Em relação a essas deliberações, a instância recorrida, ao contrário daquilo que era defendido pela A., não as considerou abusivas.
Desde logo, porque na alegação da A. aquela instância referiu não ter vislumbrado “que a deliberação de aprovação do relatório e de constituição de reservas possa ter, por qualquer forma, prejudicado a sociedade Ré, dado que, por um lado, nem isso é alegado, por outro, nem a deliberação de constituição de reservas poderia, a partida, prejudicar a sociedade (mas sim beneficiá-la). Por outro lado, a Autora não alega qualquer desconformidade nas contas do exercício que foram aprovadas”.
Já no que concerne ao eventual prejuízo para a A., afirmou-se na sentença recorrida que a alegação por aquela feita, a esse propósito, era vaga e genérica.
“Na verdade, para além da alegação de intenções que perpassa a petição inicial, foi simplesmente alegado de forma genérica que, desde 2010, os demais sócios têm vindo a perpetuar as funções de gerentes, assim impedindo que à Autora cheguem quaisquer benefícios.
Urge não esquecer que a quota por ela adquirida em partes iguais em Novembro de 2010 - ­veja-se a certidão da CRC - permaneceu indivisa e apenas foi dividida, por iniciativa de terceiro, em acção de divisão de coisa comum cuja sentença transitou em julgado em Maio de 2015. Esse processo tem data de autuação do ano de 2014!
Não vemos, pois, que tenha sido alegada qualquer prática reiterada no tempo e excessiva que visasse prejudicá-la, tanto mais que o seu direito, enquanto titular única de uma quota, apenas foi registado treze dias antes da realização da assembleia aqui em causa.
Por outro lado, a Autora não alega factos que pudessem necessitar de prova, nomeadamente, respeitantes ao valor das remunerações dos outros dois sócios (gerentes) ou de gratificações ou prémios por eles auferidos, ou de privilégios, como o uso de veículos ou de gastos pessoais suportados pela sociedade e que apenas beneficiariam os sócios gerentes.
Assim sendo, e restando uma alegação de intenções vagas, nada mais resta do que julgar, desde já, improcedente, nesta parte, a presente acção, por se tratar, não de uma alegação deficiente, mas de uma total ausência de alegação de factos que pudessem levar a suportar os efeitos jurídicos pretendidos”.
E é contra esta parte da decisão que a A. se mostra inconformada.
Sustenta ela, no fundo, que tal decisão constitui uma surpresa, visto que não foi antecedida do necessário contraditório, nem foi sequer antes equacionada. Mais: constitui uma exacerbação do princípio do inquisitório.

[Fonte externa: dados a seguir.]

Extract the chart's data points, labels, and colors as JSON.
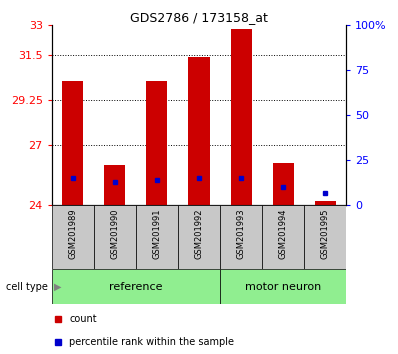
{
  "title": "GDS2786 / 173158_at",
  "samples": [
    "GSM201989",
    "GSM201990",
    "GSM201991",
    "GSM201992",
    "GSM201993",
    "GSM201994",
    "GSM201995"
  ],
  "count_values": [
    30.2,
    26.0,
    30.2,
    31.4,
    32.8,
    26.1,
    24.2
  ],
  "percentile_values": [
    15,
    13,
    14,
    15,
    15,
    10,
    7
  ],
  "ylim_left": [
    24,
    33
  ],
  "ylim_right": [
    0,
    100
  ],
  "yticks_left": [
    24,
    27,
    29.25,
    31.5,
    33
  ],
  "yticks_right": [
    0,
    25,
    50,
    75,
    100
  ],
  "cell_type_label": "cell type",
  "bar_color": "#cc0000",
  "percentile_color": "#0000cc",
  "background_color": "#ffffff",
  "xlabel_bg": "#c8c8c8",
  "group_bg": "#90ee90",
  "legend_items": [
    "count",
    "percentile rank within the sample"
  ],
  "base_value": 24,
  "ref_group": [
    0,
    1,
    2,
    3
  ],
  "motor_group": [
    4,
    5,
    6
  ]
}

Por outro lado, a haver falta de factos para a procedência do pedido – no que não concede, visto que numa outra decisão judicial já se optou pela solução contrária – devia a mesma ter sido convidada a aperfeiçoar a petição inicial.
Ora, estas críticas, como veremos, não podem ser acolhidas.

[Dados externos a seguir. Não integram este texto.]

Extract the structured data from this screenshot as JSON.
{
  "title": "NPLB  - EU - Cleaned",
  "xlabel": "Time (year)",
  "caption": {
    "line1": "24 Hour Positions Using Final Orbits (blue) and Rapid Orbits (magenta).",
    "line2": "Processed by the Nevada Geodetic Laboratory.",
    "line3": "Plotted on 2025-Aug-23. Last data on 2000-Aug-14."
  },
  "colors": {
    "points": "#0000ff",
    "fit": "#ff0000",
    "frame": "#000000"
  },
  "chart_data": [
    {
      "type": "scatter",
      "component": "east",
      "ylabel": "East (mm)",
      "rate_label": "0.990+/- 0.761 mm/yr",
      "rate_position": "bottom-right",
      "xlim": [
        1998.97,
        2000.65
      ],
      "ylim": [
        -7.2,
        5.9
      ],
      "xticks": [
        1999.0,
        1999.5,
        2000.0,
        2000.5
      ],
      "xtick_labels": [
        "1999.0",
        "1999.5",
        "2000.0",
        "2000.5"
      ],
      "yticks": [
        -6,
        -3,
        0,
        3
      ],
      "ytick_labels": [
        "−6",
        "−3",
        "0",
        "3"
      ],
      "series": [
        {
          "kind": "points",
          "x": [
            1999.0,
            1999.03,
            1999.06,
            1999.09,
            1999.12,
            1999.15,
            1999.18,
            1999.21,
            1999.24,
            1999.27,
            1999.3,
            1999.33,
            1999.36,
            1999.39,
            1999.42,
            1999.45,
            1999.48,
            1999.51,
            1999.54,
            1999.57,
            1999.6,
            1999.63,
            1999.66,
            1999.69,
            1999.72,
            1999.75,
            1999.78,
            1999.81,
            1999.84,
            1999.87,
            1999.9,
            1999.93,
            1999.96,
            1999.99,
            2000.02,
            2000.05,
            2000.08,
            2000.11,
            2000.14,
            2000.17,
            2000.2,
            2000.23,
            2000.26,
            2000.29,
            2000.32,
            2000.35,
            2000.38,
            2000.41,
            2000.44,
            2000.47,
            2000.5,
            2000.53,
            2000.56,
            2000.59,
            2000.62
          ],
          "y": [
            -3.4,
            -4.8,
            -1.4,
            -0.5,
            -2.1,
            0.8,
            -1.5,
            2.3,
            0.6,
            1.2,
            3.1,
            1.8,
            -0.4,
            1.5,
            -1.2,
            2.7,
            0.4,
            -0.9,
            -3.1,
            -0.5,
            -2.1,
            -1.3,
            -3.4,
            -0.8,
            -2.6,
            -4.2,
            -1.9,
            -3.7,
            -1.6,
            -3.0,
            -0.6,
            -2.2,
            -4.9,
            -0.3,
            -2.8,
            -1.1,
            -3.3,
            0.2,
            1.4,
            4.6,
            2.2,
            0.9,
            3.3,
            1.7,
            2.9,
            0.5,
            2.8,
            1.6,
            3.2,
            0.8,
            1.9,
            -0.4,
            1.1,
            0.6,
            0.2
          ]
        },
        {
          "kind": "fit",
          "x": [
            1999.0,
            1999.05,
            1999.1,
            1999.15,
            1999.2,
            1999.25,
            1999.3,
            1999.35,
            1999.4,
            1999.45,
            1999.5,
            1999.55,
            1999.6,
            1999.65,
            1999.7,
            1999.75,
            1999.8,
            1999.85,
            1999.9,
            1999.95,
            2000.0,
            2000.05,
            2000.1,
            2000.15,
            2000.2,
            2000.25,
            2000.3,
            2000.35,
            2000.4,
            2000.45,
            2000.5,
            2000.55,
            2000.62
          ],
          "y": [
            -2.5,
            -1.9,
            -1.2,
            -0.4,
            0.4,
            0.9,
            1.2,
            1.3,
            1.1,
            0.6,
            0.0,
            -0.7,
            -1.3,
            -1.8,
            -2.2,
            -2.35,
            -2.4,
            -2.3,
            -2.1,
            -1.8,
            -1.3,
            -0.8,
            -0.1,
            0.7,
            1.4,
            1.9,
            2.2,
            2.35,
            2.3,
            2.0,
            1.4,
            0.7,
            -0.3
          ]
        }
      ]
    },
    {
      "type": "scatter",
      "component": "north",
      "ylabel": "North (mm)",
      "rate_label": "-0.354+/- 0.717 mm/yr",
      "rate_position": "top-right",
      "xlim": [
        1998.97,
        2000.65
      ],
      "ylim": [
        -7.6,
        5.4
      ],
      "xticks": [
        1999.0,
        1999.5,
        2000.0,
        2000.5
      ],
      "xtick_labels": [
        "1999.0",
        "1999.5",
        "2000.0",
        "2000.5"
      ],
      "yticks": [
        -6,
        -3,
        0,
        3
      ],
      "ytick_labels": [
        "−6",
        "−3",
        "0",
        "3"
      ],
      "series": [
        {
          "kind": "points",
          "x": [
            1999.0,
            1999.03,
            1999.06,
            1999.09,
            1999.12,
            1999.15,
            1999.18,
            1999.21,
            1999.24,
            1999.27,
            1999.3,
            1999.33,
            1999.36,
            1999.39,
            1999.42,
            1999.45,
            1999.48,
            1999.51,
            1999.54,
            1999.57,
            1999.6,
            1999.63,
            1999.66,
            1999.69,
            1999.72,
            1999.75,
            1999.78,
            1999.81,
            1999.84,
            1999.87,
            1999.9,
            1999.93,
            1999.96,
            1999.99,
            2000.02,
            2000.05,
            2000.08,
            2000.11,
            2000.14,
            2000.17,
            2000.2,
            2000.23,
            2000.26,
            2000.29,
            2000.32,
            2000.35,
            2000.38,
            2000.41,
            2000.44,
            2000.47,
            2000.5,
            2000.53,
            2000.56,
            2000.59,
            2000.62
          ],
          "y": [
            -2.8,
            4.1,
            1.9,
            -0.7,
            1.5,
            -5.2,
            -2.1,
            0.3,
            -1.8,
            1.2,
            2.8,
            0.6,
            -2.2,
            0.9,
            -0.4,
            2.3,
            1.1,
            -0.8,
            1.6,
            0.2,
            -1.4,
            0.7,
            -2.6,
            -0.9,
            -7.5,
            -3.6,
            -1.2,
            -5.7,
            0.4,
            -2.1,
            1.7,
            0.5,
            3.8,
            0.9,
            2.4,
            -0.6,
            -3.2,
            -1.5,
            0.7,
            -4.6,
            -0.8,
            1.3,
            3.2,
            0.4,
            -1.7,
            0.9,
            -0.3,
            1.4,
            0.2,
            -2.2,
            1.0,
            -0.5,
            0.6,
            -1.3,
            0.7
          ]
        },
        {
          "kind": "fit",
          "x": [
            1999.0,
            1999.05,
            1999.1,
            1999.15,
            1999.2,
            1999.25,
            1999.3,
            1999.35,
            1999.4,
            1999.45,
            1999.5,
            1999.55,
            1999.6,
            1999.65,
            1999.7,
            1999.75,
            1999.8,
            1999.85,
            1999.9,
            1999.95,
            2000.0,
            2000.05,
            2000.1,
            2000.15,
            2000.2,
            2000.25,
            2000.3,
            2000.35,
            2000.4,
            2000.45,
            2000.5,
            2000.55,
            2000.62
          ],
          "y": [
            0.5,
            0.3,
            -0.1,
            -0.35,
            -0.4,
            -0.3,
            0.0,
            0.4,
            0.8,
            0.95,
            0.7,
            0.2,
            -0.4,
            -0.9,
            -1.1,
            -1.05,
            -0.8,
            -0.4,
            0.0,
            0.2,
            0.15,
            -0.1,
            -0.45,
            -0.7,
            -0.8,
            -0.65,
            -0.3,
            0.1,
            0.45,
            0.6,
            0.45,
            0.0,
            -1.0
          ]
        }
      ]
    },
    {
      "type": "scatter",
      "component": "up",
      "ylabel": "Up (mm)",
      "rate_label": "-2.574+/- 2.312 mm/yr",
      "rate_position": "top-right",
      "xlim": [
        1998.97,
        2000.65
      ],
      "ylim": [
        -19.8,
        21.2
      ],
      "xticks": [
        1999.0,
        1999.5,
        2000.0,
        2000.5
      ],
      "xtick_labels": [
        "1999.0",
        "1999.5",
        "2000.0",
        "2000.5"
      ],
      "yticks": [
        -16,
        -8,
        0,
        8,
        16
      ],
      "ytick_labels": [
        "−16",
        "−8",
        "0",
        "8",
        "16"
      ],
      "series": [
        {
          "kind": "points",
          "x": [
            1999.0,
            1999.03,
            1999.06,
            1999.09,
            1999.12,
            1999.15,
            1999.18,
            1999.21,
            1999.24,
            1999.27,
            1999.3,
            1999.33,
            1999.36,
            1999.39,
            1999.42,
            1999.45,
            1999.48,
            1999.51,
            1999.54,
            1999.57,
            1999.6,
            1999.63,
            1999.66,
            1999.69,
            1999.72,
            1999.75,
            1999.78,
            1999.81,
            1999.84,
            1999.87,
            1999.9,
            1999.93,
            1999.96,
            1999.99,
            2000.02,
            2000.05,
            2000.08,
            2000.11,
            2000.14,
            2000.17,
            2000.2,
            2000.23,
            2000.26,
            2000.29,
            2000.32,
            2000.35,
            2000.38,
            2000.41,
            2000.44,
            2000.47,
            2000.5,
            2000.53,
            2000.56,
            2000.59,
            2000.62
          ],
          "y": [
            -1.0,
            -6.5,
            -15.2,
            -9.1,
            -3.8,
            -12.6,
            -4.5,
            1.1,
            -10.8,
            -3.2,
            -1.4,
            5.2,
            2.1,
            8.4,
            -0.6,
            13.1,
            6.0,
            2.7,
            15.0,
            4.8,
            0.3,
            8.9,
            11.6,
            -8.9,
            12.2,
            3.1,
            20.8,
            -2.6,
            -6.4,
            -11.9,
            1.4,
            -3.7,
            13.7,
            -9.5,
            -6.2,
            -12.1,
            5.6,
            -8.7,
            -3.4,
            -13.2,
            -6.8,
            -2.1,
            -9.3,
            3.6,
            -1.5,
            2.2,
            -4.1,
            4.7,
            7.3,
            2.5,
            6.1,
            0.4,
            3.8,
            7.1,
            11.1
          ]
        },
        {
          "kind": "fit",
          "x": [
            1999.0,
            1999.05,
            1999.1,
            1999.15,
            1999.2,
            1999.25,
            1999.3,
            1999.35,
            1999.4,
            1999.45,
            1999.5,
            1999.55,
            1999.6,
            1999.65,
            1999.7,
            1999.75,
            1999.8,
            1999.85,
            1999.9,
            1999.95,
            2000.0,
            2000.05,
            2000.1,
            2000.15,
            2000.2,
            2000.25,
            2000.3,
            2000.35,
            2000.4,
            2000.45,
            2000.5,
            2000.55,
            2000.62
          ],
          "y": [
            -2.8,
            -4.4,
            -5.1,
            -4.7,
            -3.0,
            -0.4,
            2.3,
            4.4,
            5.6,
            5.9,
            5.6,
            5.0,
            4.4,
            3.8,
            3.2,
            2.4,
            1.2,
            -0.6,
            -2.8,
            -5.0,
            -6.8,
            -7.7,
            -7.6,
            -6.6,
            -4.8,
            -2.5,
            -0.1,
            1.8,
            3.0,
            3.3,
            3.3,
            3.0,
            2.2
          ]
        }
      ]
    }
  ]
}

Mas, para o compreender, importa começar por recordar que o princípio do contraditório emana de um outro princípio que se traduz na exigência constitucional do direito de ação ou direito de agir em juízo através de um processo equitativo (artigo 20.º da CRP). E este último, por sua vez, ou seja, a noção de processo equitativo, abarca diversas dimensões às quais não é alheia a própria conformação do processo, de modo a que, através dele, se obtenha uma tutela judicial efetiva, em termos materialmente adequados.
Ora, uma das formas de alcançar esse resultado, no âmbito estritamente civil, é conferindo às partes o direito ao contraditório; ou seja, o direito a invocar as pertinentes razões de facto e de direito que sejam necessárias para a defesa das suas posições processuais, o direito a oferecer as próprias provas, a controlar aquelas que são apresentadas pela parte contrária e ainda o direito de se pronunciar sobre o valor probatório de todas elas.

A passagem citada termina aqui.